Australian shares steady in lacklustre early trading
More news: The Australian sharemarket is treading water in early trading, with investors on the sidelines in a shortened trading week as uncertainty over US tariffs policy continues
The benchmark S&P/ASX 200 index was down just 2 points or 0.03% to 7,759.70 after the first half hour of trade, with gains in financials and technology offset by weakness in energy and materials sectors. Top miners BHP, Rio Tinto and Fortescue Metals Group were all down around 1.5% each after Rio reported a drop in first quarter iron ore shipments. Energy majors Woodside and Santos were similarly down between 15 and 2%, but Karoon Energy lifted nearly 2% despite reporting a dip in March quarter output. Each of the Big Four bank was trading in the green.
Earlier, major US stock indices ended slightly lower as shares of consumer and healthcare companies eased over tariff uncertainty.
Australian shares set for cautious open after choppy Wall Street session
The news: The Australian sharemarket is set to open barely changed with local investors taking cues from a lower close after a choppy session on Wall Street with tariff uncertainty continuing to be the focus for markets.
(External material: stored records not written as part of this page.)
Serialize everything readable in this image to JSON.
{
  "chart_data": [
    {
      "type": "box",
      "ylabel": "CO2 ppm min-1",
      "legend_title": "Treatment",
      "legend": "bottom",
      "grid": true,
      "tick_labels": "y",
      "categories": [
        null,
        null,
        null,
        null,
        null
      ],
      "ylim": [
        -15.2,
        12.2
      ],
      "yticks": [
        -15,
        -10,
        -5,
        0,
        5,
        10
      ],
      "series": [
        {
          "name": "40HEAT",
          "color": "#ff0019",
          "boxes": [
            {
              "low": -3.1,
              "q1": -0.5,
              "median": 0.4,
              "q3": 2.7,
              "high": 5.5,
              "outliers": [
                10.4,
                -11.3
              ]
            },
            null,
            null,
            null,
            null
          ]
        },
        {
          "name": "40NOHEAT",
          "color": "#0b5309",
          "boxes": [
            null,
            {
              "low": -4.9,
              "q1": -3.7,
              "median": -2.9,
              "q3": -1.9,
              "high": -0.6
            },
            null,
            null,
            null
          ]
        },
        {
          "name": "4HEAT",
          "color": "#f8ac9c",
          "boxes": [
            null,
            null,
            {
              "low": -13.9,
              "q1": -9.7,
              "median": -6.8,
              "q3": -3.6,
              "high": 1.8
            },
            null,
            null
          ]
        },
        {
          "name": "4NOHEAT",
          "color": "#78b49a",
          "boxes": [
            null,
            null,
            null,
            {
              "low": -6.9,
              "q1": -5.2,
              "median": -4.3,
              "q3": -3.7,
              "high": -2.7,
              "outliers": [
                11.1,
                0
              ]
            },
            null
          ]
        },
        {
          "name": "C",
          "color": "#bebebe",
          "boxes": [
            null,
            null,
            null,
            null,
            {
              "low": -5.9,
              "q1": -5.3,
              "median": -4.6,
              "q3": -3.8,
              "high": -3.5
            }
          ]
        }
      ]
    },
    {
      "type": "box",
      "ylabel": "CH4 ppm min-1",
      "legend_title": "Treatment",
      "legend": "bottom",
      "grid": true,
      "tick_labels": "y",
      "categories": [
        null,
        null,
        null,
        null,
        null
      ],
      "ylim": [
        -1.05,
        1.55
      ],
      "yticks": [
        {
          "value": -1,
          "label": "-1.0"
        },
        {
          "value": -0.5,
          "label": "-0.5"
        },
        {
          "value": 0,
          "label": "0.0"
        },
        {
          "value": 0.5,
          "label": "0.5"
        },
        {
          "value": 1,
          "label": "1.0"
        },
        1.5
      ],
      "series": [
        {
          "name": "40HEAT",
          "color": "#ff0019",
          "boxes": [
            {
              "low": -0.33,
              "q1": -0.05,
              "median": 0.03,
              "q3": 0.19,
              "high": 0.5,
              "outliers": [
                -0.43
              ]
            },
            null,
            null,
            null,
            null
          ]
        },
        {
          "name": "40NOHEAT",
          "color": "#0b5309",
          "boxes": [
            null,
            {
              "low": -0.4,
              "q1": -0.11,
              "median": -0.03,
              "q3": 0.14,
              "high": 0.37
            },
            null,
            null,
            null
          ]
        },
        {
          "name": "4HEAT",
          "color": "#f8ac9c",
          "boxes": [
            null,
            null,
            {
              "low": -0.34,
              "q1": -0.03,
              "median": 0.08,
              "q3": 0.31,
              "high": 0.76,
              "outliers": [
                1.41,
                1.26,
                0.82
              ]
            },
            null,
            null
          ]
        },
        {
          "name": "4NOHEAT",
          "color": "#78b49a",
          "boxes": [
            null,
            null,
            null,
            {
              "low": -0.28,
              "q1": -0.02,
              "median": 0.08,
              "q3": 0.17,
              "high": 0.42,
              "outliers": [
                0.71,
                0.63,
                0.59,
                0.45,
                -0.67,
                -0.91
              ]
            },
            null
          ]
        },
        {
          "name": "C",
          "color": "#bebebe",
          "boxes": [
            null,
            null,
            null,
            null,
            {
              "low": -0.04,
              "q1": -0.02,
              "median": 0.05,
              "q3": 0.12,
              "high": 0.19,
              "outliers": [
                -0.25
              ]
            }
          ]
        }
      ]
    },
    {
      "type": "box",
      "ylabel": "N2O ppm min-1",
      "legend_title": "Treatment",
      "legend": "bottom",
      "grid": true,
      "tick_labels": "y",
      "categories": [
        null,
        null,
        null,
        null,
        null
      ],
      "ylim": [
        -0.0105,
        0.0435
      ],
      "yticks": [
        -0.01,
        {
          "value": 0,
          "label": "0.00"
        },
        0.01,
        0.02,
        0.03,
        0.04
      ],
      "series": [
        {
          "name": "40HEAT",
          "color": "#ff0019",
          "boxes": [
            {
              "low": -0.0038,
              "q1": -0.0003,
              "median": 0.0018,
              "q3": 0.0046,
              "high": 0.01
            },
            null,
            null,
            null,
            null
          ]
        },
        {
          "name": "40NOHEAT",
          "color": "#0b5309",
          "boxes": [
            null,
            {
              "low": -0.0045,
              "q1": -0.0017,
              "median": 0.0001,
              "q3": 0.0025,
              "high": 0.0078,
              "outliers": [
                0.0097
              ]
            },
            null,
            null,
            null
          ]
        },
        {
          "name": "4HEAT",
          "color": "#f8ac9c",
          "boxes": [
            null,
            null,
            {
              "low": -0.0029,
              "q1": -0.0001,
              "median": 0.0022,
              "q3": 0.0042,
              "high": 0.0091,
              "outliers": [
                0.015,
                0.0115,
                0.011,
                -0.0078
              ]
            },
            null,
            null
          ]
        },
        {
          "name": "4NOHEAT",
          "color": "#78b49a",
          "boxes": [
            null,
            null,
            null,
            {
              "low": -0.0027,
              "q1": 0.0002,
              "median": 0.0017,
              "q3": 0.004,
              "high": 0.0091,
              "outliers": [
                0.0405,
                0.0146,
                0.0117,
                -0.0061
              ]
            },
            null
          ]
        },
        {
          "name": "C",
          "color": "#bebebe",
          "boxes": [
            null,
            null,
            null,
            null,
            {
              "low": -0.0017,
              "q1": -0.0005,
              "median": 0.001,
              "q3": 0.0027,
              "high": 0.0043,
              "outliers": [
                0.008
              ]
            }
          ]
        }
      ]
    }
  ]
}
The numbers: Updated at 7.25am AEDT:
- ASX futures: down 3 points or 0.04% at 7,782 points
- Wall Street: Dow Jones down 0.38%, S&P 500 down 0.17%, Nasdaq down 0.05%
- Europe: FTSE 100 up 1.41%, CAC 40 up 0.86%, DAX up 1.43%
- Spot gold: unchanged at USD3,230.69 per ounce
- Oil prices: Brent down 0.03% to USD64.86/bbl, US WTI down 0.32% to USD61.33/bbl
- AUD: up 0.02% at 63.46 US cents
- Bitcoin: down 0.56% to USD84,141.81.
The context: All three US stock indices ended slightly lower as shares of consumer and healthcare companies eased over tariff uncertainty, while upbeat results from banks provided some support. Bank of America and Citigroup ended higher after topping estimates but warned that US consumer spending faces huge risks if the upheaval from President Donald Trump's trade policy goes on. Boeing shares fell 2.4% after reports that China has ordered its airlines not to take further deliveries of Boeing jets in response to the US tariffs on Chinese goods.
What to watch: China’s National Bureau of Statistics will publish GDP, industrial production and retail sales data at 12.00pm; quarterly reports from Rio Tinto, Iluka Resources and Karoon Energy.